By Allyn Hughes, CFP®, CLU®, ChFC®, CAP®
Chuck Jaffee is a senior columnist at MarketWatch whose work is syndicated in many newspapers. Recently, he wrote about the levels that the Dow Jones Industrial Average (Dow) or the S&P 500 indexes would attain if they match the rates of growth that the U.S. stock market has achieved over the past 50 years.
Jaffee used the “Rule of 72” which we have discussed before, to keep the math simple. This rule says if you can achieve a 7.2% average annual return on an investment, that investment will double in value every 10 years.
Jaffee used this rule to project levels of the Dow at different dates in the future. For instance, he suggested that because the Dow is now at around 18,750 then in a decade (July/August 2026) the Dow could be at around 37,500. In 20 years, July/August 2036, this value should double to approximately 75,000. Finally, by July/August 2046 this index could be around the 150,000 level.
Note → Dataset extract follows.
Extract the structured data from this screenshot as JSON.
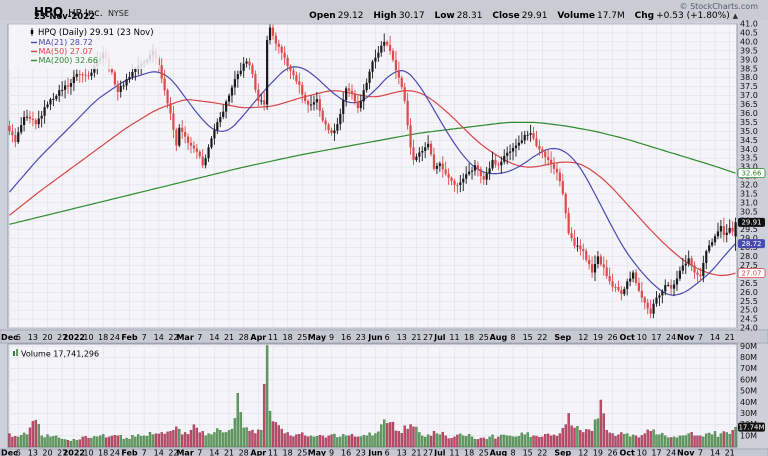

I read this and tried to determine if this was good information to present to readers. His point was generally good one — “just keep investing in spite of the crisis du jour because that is how you will achieve good returns.” I also thought I’d do a little more research on this matter. If you are an investor who believes in recency bias – the tendency to weigh recent information as more important than older data – then you might come to different conclusions about the trend of U.S. stocks. For instance, according to the web site 5yearcharts.com, the “index value (of the Dow) has grown from 11,144 to 17,481 throughout the past 10 years (ending April 2, 2016) which equals only 4.61% annual profit (return).”
The average annual return for the past 10-year period for the S&P was slightly higher at 4.71%. So, if the returns of the past 10 years continued for the Dow, then in 2026 the Dow might be at 29,400 or so, and not the 37,500 level expected. Continue this trend for another decade and the Dow is at 46,180. Because this underperformance has occurred for a longer period of time, this underperformance is now 28,820 points! (75,000 – 46,180).
The math of compounding returns can add up impressively or very slowly with just a few percentage points difference in performance. This is why your financial plan needs a margin of safety to accommodate for the possibility that markets may not be in your favor, even over long periods.